„Du Opi?“
„Ja, Marianna?“
„Ich muss dir etwas sagen. Etwas ganz wichtiges!“
„Was ist denn so wichtig?“
Marianna beugte sich vor und flüsterte ihrem Großvater ins Ohr. „Ich habe ein Wesen gesehen!“
Der Großvater nickte. „Du hast ein Wesen gesehen? Bist du sicher?“
„Ja, ich bin ganz sicher!“, erzählte Marianna aufgeregt. „Ich habe so etwas noch nie gesehen! Es sah aus wie ein Mensch, nur war es ganz klein.“ Ungefähr so. Sie hielt Daumen und Zeigefinger auseinander.
„Hmmm, Hmmm“, brummelte Opi in seinen dicken weißen Bart, den Marianna so gerne mochte und in den sie manchmal kleine Zöpfe flechten durfte.
„Das ist gleichzeitig interessant und ein bisschen seltsam“, sagte Großvater.
„Wieso denn das?“ Marianna wartete gespannt auf seine Erklärung. Sie war sich sicher, dass Opi alles auf dieser Welt wusste.
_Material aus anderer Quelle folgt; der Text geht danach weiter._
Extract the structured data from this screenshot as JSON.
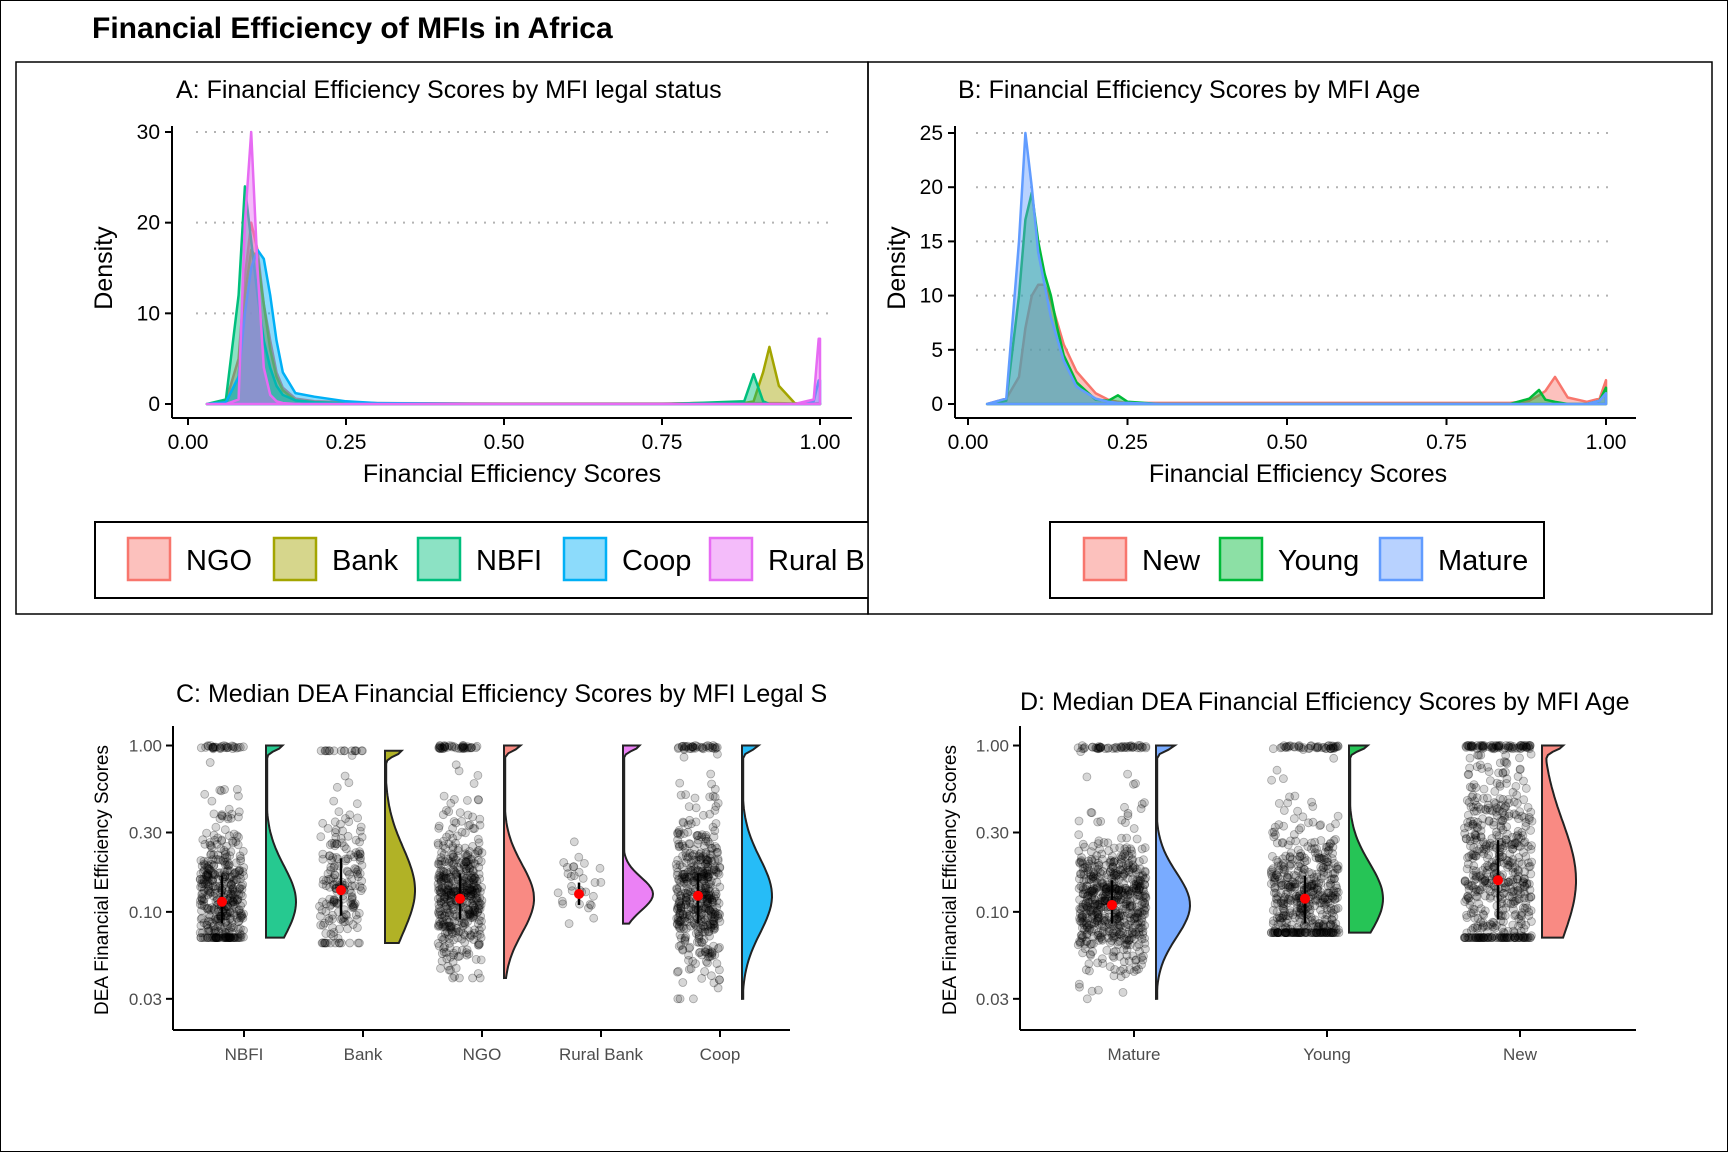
{
  "figure": {
    "title": "Financial Efficiency of MFIs in Africa"
  },
  "colors": {
    "NGO": "#F8766D",
    "Bank": "#A3A500",
    "NBFI": "#00BF7D",
    "Coop": "#00B0F6",
    "Rural Bank": "#E76BF3",
    "New": "#F8766D",
    "Young": "#00BA38",
    "Mature": "#619CFF",
    "median_point": "#FF0000",
    "jitter_point": "#000000"
  },
  "chart_data": [
    {
      "id": "A",
      "type": "area",
      "title": "A: Financial Efficiency Scores by MFI legal status",
      "xlabel": "Financial Efficiency Scores",
      "ylabel": "Density",
      "xlim": [
        0,
        1
      ],
      "ylim": [
        0,
        30
      ],
      "xticks": [
        0,
        0.25,
        0.5,
        0.75,
        1
      ],
      "xtick_labels": [
        "0.00",
        "0.25",
        "0.50",
        "0.75",
        "1.00"
      ],
      "yticks": [
        0,
        10,
        20,
        30
      ],
      "ytick_labels": [
        "0",
        "10",
        "20",
        "30"
      ],
      "grid": "horizontal-dotted",
      "legend": {
        "position": "bottom",
        "labels": [
          "NGO",
          "Bank",
          "NBFI",
          "Coop",
          "Rural B"
        ]
      },
      "x": [
        0.03,
        0.06,
        0.08,
        0.09,
        0.1,
        0.11,
        0.12,
        0.13,
        0.14,
        0.15,
        0.17,
        0.2,
        0.25,
        0.3,
        0.5,
        0.75,
        0.8,
        0.88,
        0.895,
        0.91,
        0.92,
        0.935,
        0.96,
        0.99,
        0.998,
        1.0
      ],
      "series": [
        {
          "name": "NGO",
          "values": [
            0,
            0.3,
            5,
            14,
            20,
            17,
            11,
            7,
            3.5,
            1.8,
            0.6,
            0.3,
            0.2,
            0.1,
            0.05,
            0.05,
            0.1,
            0.1,
            0.1,
            0.1,
            0.1,
            0.1,
            0.05,
            0.05,
            0.1,
            0.1
          ]
        },
        {
          "name": "Bank",
          "values": [
            0,
            0.1,
            3,
            12,
            17,
            16,
            11,
            6,
            3,
            1.5,
            0.4,
            0.2,
            0.1,
            0,
            0,
            0,
            0.1,
            0.1,
            0.3,
            3.5,
            6.3,
            2,
            0.1,
            0,
            0,
            0
          ]
        },
        {
          "name": "NBFI",
          "values": [
            0,
            0.5,
            12,
            24,
            18,
            12,
            7,
            4,
            2,
            1,
            0.4,
            0.2,
            0.1,
            0,
            0,
            0,
            0.1,
            0.3,
            3.3,
            0.3,
            0,
            0,
            0,
            0,
            0,
            0
          ]
        },
        {
          "name": "Coop",
          "values": [
            0,
            0.2,
            3,
            10,
            15,
            17,
            16,
            12,
            7,
            3.5,
            1.2,
            0.8,
            0.3,
            0.1,
            0,
            0,
            0,
            0,
            0,
            0,
            0,
            0,
            0,
            0.3,
            2.6,
            2.6
          ]
        },
        {
          "name": "Rural Bank",
          "values": [
            0,
            0,
            0.5,
            20,
            30,
            15,
            4,
            1,
            0.3,
            0.1,
            0,
            0,
            0,
            0,
            0,
            0,
            0,
            0,
            0,
            0,
            0,
            0,
            0,
            0.5,
            7.2,
            7.2
          ]
        }
      ]
    },
    {
      "id": "B",
      "type": "area",
      "title": "B: Financial Efficiency Scores by MFI Age",
      "xlabel": "Financial Efficiency Scores",
      "ylabel": "Density",
      "xlim": [
        0,
        1
      ],
      "ylim": [
        0,
        25
      ],
      "xticks": [
        0,
        0.25,
        0.5,
        0.75,
        1
      ],
      "xtick_labels": [
        "0.00",
        "0.25",
        "0.50",
        "0.75",
        "1.00"
      ],
      "yticks": [
        0,
        5,
        10,
        15,
        20,
        25
      ],
      "ytick_labels": [
        "0",
        "5",
        "10",
        "15",
        "20",
        "25"
      ],
      "grid": "horizontal-dotted",
      "legend": {
        "position": "bottom",
        "labels": [
          "New",
          "Young",
          "Mature"
        ]
      },
      "x": [
        0.03,
        0.06,
        0.08,
        0.09,
        0.1,
        0.11,
        0.12,
        0.13,
        0.14,
        0.15,
        0.17,
        0.2,
        0.22,
        0.235,
        0.25,
        0.3,
        0.5,
        0.75,
        0.85,
        0.88,
        0.895,
        0.905,
        0.92,
        0.94,
        0.97,
        0.99,
        1.0
      ],
      "series": [
        {
          "name": "New",
          "values": [
            0,
            0.5,
            2.5,
            7,
            10,
            11,
            11,
            9.5,
            7.5,
            5.5,
            3,
            1,
            0.4,
            0.2,
            0.1,
            0.1,
            0.1,
            0.1,
            0.1,
            0.3,
            0.8,
            1.2,
            2.5,
            0.6,
            0.2,
            0.5,
            2.2
          ]
        },
        {
          "name": "Young",
          "values": [
            0,
            0.3,
            10,
            17,
            19.5,
            15,
            12,
            10,
            7,
            4.5,
            2,
            0.4,
            0.3,
            0.8,
            0.2,
            0,
            0,
            0,
            0,
            0.5,
            1.3,
            0.4,
            0.2,
            0,
            0,
            0.3,
            1.5
          ]
        },
        {
          "name": "Mature",
          "values": [
            0,
            0.5,
            15,
            25,
            20,
            14,
            11,
            8,
            6,
            4,
            1.6,
            0.5,
            0.2,
            0.1,
            0.1,
            0,
            0,
            0,
            0,
            0,
            0,
            0,
            0,
            0,
            0,
            0.3,
            1
          ]
        }
      ]
    },
    {
      "id": "C",
      "type": "scatter",
      "subtype": "raincloud",
      "title": "C: Median DEA Financial Efficiency Scores by MFI Legal S",
      "xlabel": "",
      "ylabel": "DEA Financial Efficiency Scores",
      "y_scale": "log10",
      "ylim": [
        0.025,
        1.05
      ],
      "yticks": [
        0.03,
        0.1,
        0.3,
        1
      ],
      "ytick_labels": [
        "0.03",
        "0.10",
        "0.30",
        "1.00"
      ],
      "categories": [
        "NBFI",
        "Bank",
        "NGO",
        "Rural Bank",
        "Coop"
      ],
      "medians": [
        0.115,
        0.135,
        0.12,
        0.128,
        0.125
      ],
      "iqr_lo": [
        0.085,
        0.095,
        0.09,
        0.11,
        0.085
      ],
      "iqr_hi": [
        0.165,
        0.21,
        0.17,
        0.15,
        0.17
      ],
      "range_lo": [
        0.07,
        0.065,
        0.04,
        0.085,
        0.03
      ],
      "range_hi": [
        1,
        0.93,
        1,
        1,
        1
      ],
      "point_counts": [
        420,
        200,
        480,
        30,
        480
      ],
      "category_colors": [
        "#00BF7D",
        "#A3A500",
        "#F8766D",
        "#E76BF3",
        "#00B0F6"
      ]
    },
    {
      "id": "D",
      "type": "scatter",
      "subtype": "raincloud",
      "title": "D: Median DEA Financial Efficiency Scores by MFI Age",
      "xlabel": "",
      "ylabel": "DEA Financial Efficiency Scores",
      "y_scale": "log10",
      "ylim": [
        0.025,
        1.05
      ],
      "yticks": [
        0.03,
        0.1,
        0.3,
        1
      ],
      "ytick_labels": [
        "0.03",
        "0.10",
        "0.30",
        "1.00"
      ],
      "categories": [
        "Mature",
        "Young",
        "New"
      ],
      "medians": [
        0.11,
        0.12,
        0.155
      ],
      "iqr_lo": [
        0.085,
        0.085,
        0.09
      ],
      "iqr_hi": [
        0.155,
        0.165,
        0.27
      ],
      "range_lo": [
        0.03,
        0.075,
        0.07
      ],
      "range_hi": [
        1,
        1,
        1
      ],
      "point_counts": [
        650,
        520,
        600
      ],
      "category_colors": [
        "#619CFF",
        "#00BA38",
        "#F8766D"
      ]
    }
  ]
}
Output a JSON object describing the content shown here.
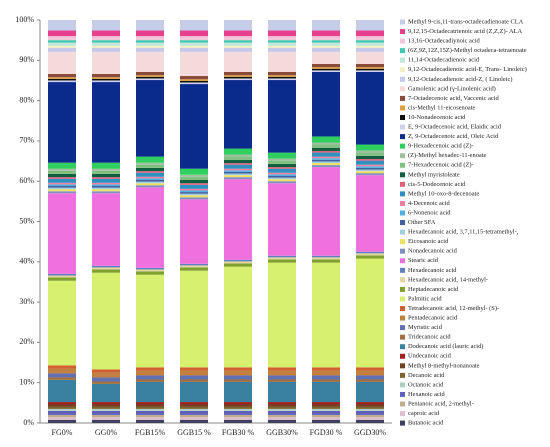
{
  "chart_data": {
    "type": "stacked_bar",
    "categories": [
      "FG0%",
      "GG0%",
      "FGB15%",
      "GGB15 %",
      "FGB30 %",
      "GGB30%",
      "FGD30 %",
      "GGD30%"
    ],
    "ylim": [
      0,
      100
    ],
    "yticks": [
      {
        "value": 0,
        "label": "0%"
      },
      {
        "value": 10,
        "label": "10%"
      },
      {
        "value": 20,
        "label": "20%"
      },
      {
        "value": 30,
        "label": "30%"
      },
      {
        "value": 40,
        "label": "40%"
      },
      {
        "value": 50,
        "label": "50%"
      },
      {
        "value": 60,
        "label": "60%"
      },
      {
        "value": 70,
        "label": "70%"
      },
      {
        "value": 80,
        "label": "80%"
      },
      {
        "value": 90,
        "label": "90%"
      },
      {
        "value": 100,
        "label": "100%"
      }
    ],
    "series": [
      {
        "name": "Methyl 9-cis,11-trans-octadecadienoate CLA",
        "color": "#c5cde8",
        "values": [
          2.6,
          2.6,
          2.6,
          2.6,
          2.6,
          2.6,
          2.6,
          2.6
        ]
      },
      {
        "name": "9,12,15-Octadecatrienoic acid (Z,Z,Z)- ALA",
        "color": "#e8408e",
        "values": [
          1.4,
          1.4,
          1.4,
          1.4,
          1.4,
          1.4,
          1.4,
          1.4
        ]
      },
      {
        "name": "13,16-Octadecadiynoic acid",
        "color": "#f4c6dc",
        "values": [
          1.0,
          1.0,
          1.0,
          1.0,
          1.0,
          1.0,
          1.0,
          1.0
        ]
      },
      {
        "name": "(6Z,9Z,12Z,15Z)-Methyl octadeca-tetraenoate",
        "color": "#40c8b0",
        "values": [
          0.6,
          0.6,
          0.6,
          0.6,
          0.6,
          0.6,
          0.6,
          0.6
        ]
      },
      {
        "name": "11,14-Octadecadienoic acid",
        "color": "#c0e8d8",
        "values": [
          0.8,
          0.8,
          0.8,
          0.8,
          0.8,
          0.8,
          0.8,
          0.8
        ]
      },
      {
        "name": "9,12-Octadecadienoic acid-E, Trans- Linoleic)",
        "color": "#f0f0c0",
        "values": [
          0.5,
          0.5,
          0.5,
          0.5,
          0.5,
          0.5,
          0.5,
          0.5
        ]
      },
      {
        "name": "9,12-Octadecadienoic acid-Z, ( Linoleic)",
        "color": "#c8c8e8",
        "values": [
          1.0,
          1.0,
          1.0,
          1.0,
          1.0,
          1.0,
          1.0,
          1.0
        ]
      },
      {
        "name": "Gamolenic acid (γ-Linolenic acid)",
        "color": "#f4dada",
        "values": [
          5.5,
          5.5,
          5,
          6,
          5,
          5,
          3,
          3
        ]
      },
      {
        "name": "7-Octadecenoic acid, Vaccenic acid",
        "color": "#8a4a3a",
        "values": [
          0.8,
          0.8,
          0.8,
          0.8,
          0.8,
          0.8,
          0.8,
          0.8
        ]
      },
      {
        "name": "cis-Methyl 11-eicosenoate",
        "color": "#e0a040",
        "values": [
          0.4,
          0.4,
          0.4,
          0.4,
          0.4,
          0.4,
          0.4,
          0.4
        ]
      },
      {
        "name": "10-Nonadecenoic acid",
        "color": "#101010",
        "values": [
          0.4,
          0.4,
          0.4,
          0.4,
          0.4,
          0.4,
          0.4,
          0.4
        ]
      },
      {
        "name": "E, 9-Octadecenoic acid, Elaidic acid",
        "color": "#d0d0f0",
        "values": [
          0.4,
          0.4,
          0.4,
          0.4,
          0.4,
          0.4,
          0.4,
          0.4
        ]
      },
      {
        "name": "Z, 9-Octadecenoic acid, Oleic Acid",
        "color": "#0a2a8c",
        "values": [
          20,
          20,
          19,
          21,
          17,
          18,
          16,
          18
        ]
      },
      {
        "name": "9-Hexadecenoic acid (Z)-",
        "color": "#30d060",
        "values": [
          1.5,
          1.5,
          1.5,
          1.5,
          1.5,
          1.5,
          1.5,
          1.5
        ]
      },
      {
        "name": "(Z)-Methyl hexadec-11-enoate",
        "color": "#a0c0a0",
        "values": [
          0.5,
          0.5,
          0.5,
          0.5,
          0.5,
          0.5,
          0.5,
          0.5
        ]
      },
      {
        "name": "7-Hexadecenoic acid (Z)-",
        "color": "#80c080",
        "values": [
          0.8,
          0.8,
          0.8,
          0.8,
          0.8,
          0.8,
          0.8,
          0.8
        ]
      },
      {
        "name": "Methyl myristoleate",
        "color": "#106040",
        "values": [
          0.8,
          0.8,
          0.8,
          0.8,
          0.8,
          0.8,
          0.8,
          0.8
        ]
      },
      {
        "name": "cis-5-Dodecenoic acid",
        "color": "#e06080",
        "values": [
          0.4,
          0.4,
          0.4,
          0.4,
          0.4,
          0.4,
          0.4,
          0.4
        ]
      },
      {
        "name": "Methyl 10-oxo-8-decenoate",
        "color": "#3090c0",
        "values": [
          1.0,
          1.0,
          1.0,
          1.0,
          1.0,
          1.0,
          1.0,
          1.0
        ]
      },
      {
        "name": "4-Decenoic acid",
        "color": "#f080a0",
        "values": [
          0.4,
          0.4,
          0.4,
          0.4,
          0.4,
          0.4,
          0.4,
          0.4
        ]
      },
      {
        "name": "6-Nonenoic acid",
        "color": "#50b0e0",
        "values": [
          0.4,
          0.4,
          0.4,
          0.4,
          0.4,
          0.4,
          0.4,
          0.4
        ]
      },
      {
        "name": "Other SFA",
        "color": "#4060a0",
        "values": [
          0.4,
          0.4,
          0.4,
          0.4,
          0.4,
          0.4,
          0.4,
          0.4
        ]
      },
      {
        "name": "Hexadecanoic acid, 3,7,11,15-tetramethyl-,",
        "color": "#a0d0e0",
        "values": [
          0.4,
          0.4,
          0.4,
          0.4,
          0.4,
          0.4,
          0.4,
          0.4
        ]
      },
      {
        "name": "Eicosanoic acid",
        "color": "#f0e060",
        "values": [
          0.5,
          0.5,
          0.5,
          0.5,
          0.5,
          0.5,
          0.5,
          0.5
        ]
      },
      {
        "name": "Nonadecanoic acid",
        "color": "#8090c0",
        "values": [
          0.5,
          0.5,
          0.5,
          0.5,
          0.5,
          0.5,
          0.5,
          0.5
        ]
      },
      {
        "name": "Stearic acid",
        "color": "#f070e0",
        "values": [
          20,
          18,
          20,
          16,
          20,
          18,
          22,
          19
        ]
      },
      {
        "name": "Hexadecanoic acid",
        "color": "#6080c0",
        "values": [
          0.4,
          0.4,
          0.4,
          0.4,
          0.4,
          0.4,
          0.4,
          0.4
        ]
      },
      {
        "name": "Hexadecanoic acid, 14-methyl-",
        "color": "#e0d8a0",
        "values": [
          0.5,
          0.5,
          0.5,
          0.5,
          0.5,
          0.5,
          0.5,
          0.5
        ]
      },
      {
        "name": "Heptadecanoic acid",
        "color": "#80a030",
        "values": [
          0.8,
          0.8,
          0.8,
          0.8,
          0.8,
          0.8,
          0.8,
          0.8
        ]
      },
      {
        "name": "Palmitic acid",
        "color": "#d8f070",
        "values": [
          21,
          24,
          23,
          24,
          25,
          26,
          26,
          27
        ]
      },
      {
        "name": "Tetradecanoic acid, 12-methyl- (S)-",
        "color": "#d06030",
        "values": [
          0.8,
          0.8,
          0.8,
          0.8,
          0.8,
          0.8,
          0.8,
          0.8
        ]
      },
      {
        "name": "Pentadecanoic acid",
        "color": "#c08040",
        "values": [
          1.2,
          1.2,
          1.2,
          1.2,
          1.2,
          1.2,
          1.2,
          1.2
        ]
      },
      {
        "name": "Myristic acid",
        "color": "#6070b0",
        "values": [
          1.0,
          1.0,
          1.0,
          1.0,
          1.0,
          1.0,
          1.0,
          1.0
        ]
      },
      {
        "name": "Tridecanoic acid",
        "color": "#a07040",
        "values": [
          0.6,
          0.6,
          0.6,
          0.6,
          0.6,
          0.6,
          0.6,
          0.6
        ]
      },
      {
        "name": "Dodecanoic acid (lauric acid)",
        "color": "#3a80a0",
        "values": [
          5.5,
          4.5,
          5,
          5,
          5,
          5,
          5,
          5
        ]
      },
      {
        "name": "Undecanoic acid",
        "color": "#a02020",
        "values": [
          0.6,
          0.6,
          0.6,
          0.6,
          0.6,
          0.6,
          0.6,
          0.6
        ]
      },
      {
        "name": "Methyl 8-methyl-nonanoate",
        "color": "#704020",
        "values": [
          0.5,
          0.5,
          0.5,
          0.5,
          0.5,
          0.5,
          0.5,
          0.5
        ]
      },
      {
        "name": "Decanoic acid",
        "color": "#806030",
        "values": [
          0.6,
          0.6,
          0.6,
          0.6,
          0.6,
          0.6,
          0.6,
          0.6
        ]
      },
      {
        "name": "Octanoic acid",
        "color": "#b0d0c0",
        "values": [
          0.5,
          0.5,
          0.5,
          0.5,
          0.5,
          0.5,
          0.5,
          0.5
        ]
      },
      {
        "name": "Hexanoic acid",
        "color": "#6060c0",
        "values": [
          1.0,
          1.0,
          1.0,
          1.0,
          1.0,
          1.0,
          1.0,
          1.0
        ]
      },
      {
        "name": "Pentanoic acid, 2-methyl-",
        "color": "#c0b090",
        "values": [
          0.6,
          0.6,
          0.6,
          0.6,
          0.6,
          0.6,
          0.6,
          0.6
        ]
      },
      {
        "name": "caproic acid",
        "color": "#e0c0d0",
        "values": [
          0.6,
          0.6,
          0.6,
          0.6,
          0.6,
          0.6,
          0.6,
          0.6
        ]
      },
      {
        "name": "Butanoic acid",
        "color": "#404060",
        "values": [
          0.8,
          0.8,
          0.8,
          0.8,
          0.8,
          0.8,
          0.8,
          0.8
        ]
      }
    ]
  }
}
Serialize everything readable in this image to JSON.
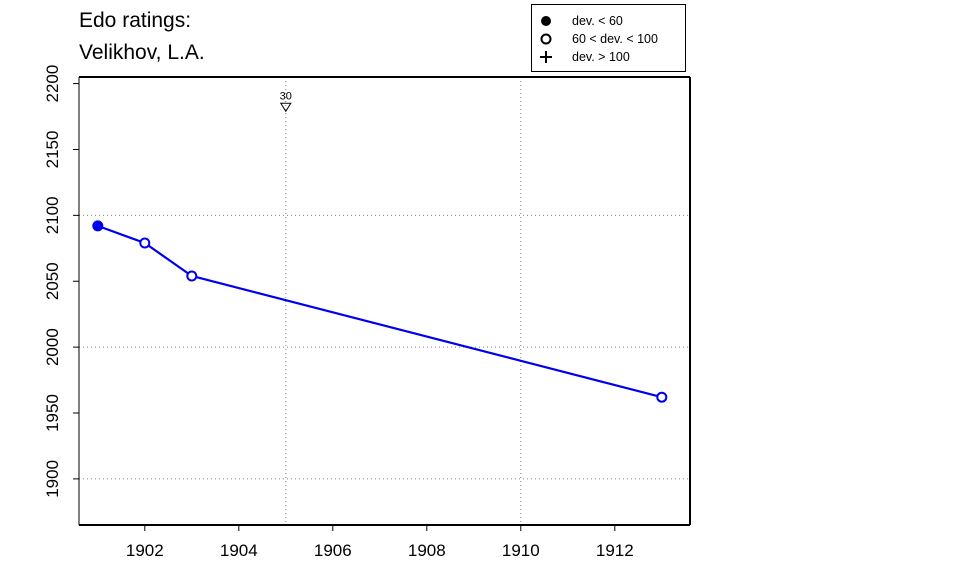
{
  "title": "Edo ratings:",
  "subtitle": "Velikhov, L.A.",
  "legend": [
    {
      "symbol": "filled-circle",
      "label": "dev. < 60"
    },
    {
      "symbol": "open-circle",
      "label": "60 < dev. < 100"
    },
    {
      "symbol": "plus",
      "label": "dev. > 100"
    }
  ],
  "colors": {
    "series": "#0000ee",
    "axis": "#000000",
    "grid": "#808080"
  },
  "chart_data": {
    "type": "line",
    "title": "Edo ratings:",
    "subtitle": "Velikhov, L.A.",
    "xlabel": "",
    "ylabel": "",
    "xlim": [
      1900.6,
      1913.6
    ],
    "ylim": [
      1865,
      2205
    ],
    "x_ticks": [
      1902,
      1904,
      1906,
      1908,
      1910,
      1912
    ],
    "y_ticks": [
      1900,
      1950,
      2000,
      2050,
      2100,
      2150,
      2200
    ],
    "x_grid": [
      1905,
      1910
    ],
    "y_grid": [
      1900,
      2000,
      2100
    ],
    "grid": "dotted",
    "legend_position": "top-right",
    "series": [
      {
        "points": [
          {
            "x": 1901,
            "y": 2092,
            "marker": "filled-circle"
          },
          {
            "x": 1902,
            "y": 2079,
            "marker": "open-circle"
          },
          {
            "x": 1903,
            "y": 2054,
            "marker": "open-circle"
          },
          {
            "x": 1913,
            "y": 1962,
            "marker": "open-circle"
          }
        ]
      }
    ],
    "annotations": [
      {
        "x": 1905,
        "y": 2182,
        "label": "30",
        "marker": "down-triangle"
      }
    ]
  }
}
„Weil ein Wesen unsichtbar ist“, sagte Opi. „Ein Wesen ist eine Möglichkeit. Ein Holzhaus z.b. hat vielleicht ein gemütliches Wesen. Du hast z.b. ein neugieriges Wesen.“
Opi zwinkerte.
„Dein Wesen wird sich noch ganz oft ändern, wenn du das willst, aber man kann es nicht sehen. Man spürt es, oder man ahnt es.“
„Spürst du dein Wesen auch, Opi?“
„Ja natürlich. Z.b. wenn Omi ihre Hände in die Hüften stemmt und mich böse anblickt, aber dann dabei ihr Busen so lustig wackelt. Dann habe ich sie so lieb, dass ich mein Wesen ganz direkt spüre.“
Marianna kichert.
„Aber was habe ich denn dann gesehen?“
„Das weiß ich nicht“, erwiderte Opi.
„Am besten du fragst es nächstes Mal. Ich glaube nicht, dass es gerne Wesen genannt wird. Es hat bestimmt ein Wesen, aber es ist keines.“
Marianna spürte ihr Wesen auch gerade ganz doll. Darum pflaumte sie einen Kuss auf seinen kratzigen Bart und stürmte lachend davon. Auf der Suche nach dem kleinen Mann.
Sie würde ihn fragen, welches Wesen er besaß.